家庭で再生可能エネルギーを貯めて上手に活用する方法としては、「蓄電」と「蓄熱」がポイントになります。EVと太陽光発電のある家庭の場合、「蓄電」の一番簡単な方法としては、太陽光発電量の多い時間帯にEVを充電しておくことが挙げられます。そうすることより、太陽由来のクリーンな電気エネルギーを利用した走行が可能になります。また、機器(EV用のパワーコンディショナー)を設置すれば、EVに搭載された大容量バッテリーを住宅用の蓄電装置として利用することも可能になります。また、機器を介して家とクルマが双方向で充電・給電を行うV2H(Vehicle to Home)は、太陽光発電の電気を暮らし方に合わせて安定的に使うことのできる方法のひとつなのです。
家庭で太陽由来のエネルギーを貯めるもうひとつの方法としては、ヒートポンプを活用した「蓄熱」です。エコキュートは夜間蓄熱式のヒートポンプ給湯機で、空気の熱を利用してタンクにお湯を貯めることができます。「蓄電」と「蓄熱」は、自然のエネルギーを活用してつくられる電気や熱を貯めておき、必要な時に無駄なく使うことのできる効率的なしくみなのです。
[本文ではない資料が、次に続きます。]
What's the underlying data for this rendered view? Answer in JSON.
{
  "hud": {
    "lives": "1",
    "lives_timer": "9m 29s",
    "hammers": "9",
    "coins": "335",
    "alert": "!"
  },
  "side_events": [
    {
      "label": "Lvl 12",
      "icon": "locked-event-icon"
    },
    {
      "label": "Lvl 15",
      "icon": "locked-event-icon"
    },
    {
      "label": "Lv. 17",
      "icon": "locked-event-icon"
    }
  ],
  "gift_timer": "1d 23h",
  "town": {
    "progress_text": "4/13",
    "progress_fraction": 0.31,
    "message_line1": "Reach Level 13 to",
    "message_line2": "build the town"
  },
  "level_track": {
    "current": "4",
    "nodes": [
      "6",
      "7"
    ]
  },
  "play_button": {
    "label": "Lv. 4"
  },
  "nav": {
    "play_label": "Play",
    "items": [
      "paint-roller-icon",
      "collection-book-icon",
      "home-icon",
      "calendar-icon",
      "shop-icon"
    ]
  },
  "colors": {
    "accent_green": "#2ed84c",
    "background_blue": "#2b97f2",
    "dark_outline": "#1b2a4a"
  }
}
エネルギーの供給側と需要側、車の両輪として脱炭素化に成功すると...

エネルギーの供給者とエネルギーの需要者において、再生可能エネルギーを活用しながら脱炭素化と省エネが大きく進んだ場合、日本政府が温暖化対策の長期目標に掲げる2050年度において、どのくらいのCO2が削減できるのでしょうか。ひとつのモデルケース試算としては、2050年度には2013年度比でCO2排出量を最大で75%まで削減できる余地があるという分析があります(東京電力ホールディングス株式会社経営技術戦略研究所試算)。エネルギーの需要者側での電化比率を「現在の最終エネルギー消費における電力と非電力(化石燃料)の比率」で試算したケースでは、2050年のCO2排出量は約6億トンとなり2013年度に比べて50%程度の削減です。しかし、さらなる取り組みとして、電気だけでなく石油・ガス等の化石燃料の省CO2化の対策に加えて、将来を見通すことができるイノベーション技術(例えば運輸分野でのガソリン車に代わるEVの普及、熱需要での燃焼式給湯器に代わるヒートポンプ給湯機の普及など)を最大限に織り込むと、より一層のCO2排出量削減も不可能ではありません。
すでに省エネが進んでいる日本では、車両を含めた「社会のあらゆる部分における電化」の進展の先に、脱炭素化への大きなポテンシャルが考えられるのです。

出典:東京電力ホールディングス(株)
経営技術戦略研究所

2.安心・安全

安心・安全なコミュニティをつくるEVと街の関係

度重なる災害を乗り越え、サスティナブルな街を目指す日本

日本は度重なる災害と向き合ってきました。そのたびに、それぞれの地域はその土地にふさわしい新しい技術やしくみを取り入れ、サスティナブルな街を目指して強くなってきました。その地に暮らす人々のつながりや大切な文化風土を継承していくために、現在、まちづくりにおいては、災害発生時にも致命的な被害を回避する自律的な強さと、速やかに回復するしなやかさをもつ社会システムの構築が進められています。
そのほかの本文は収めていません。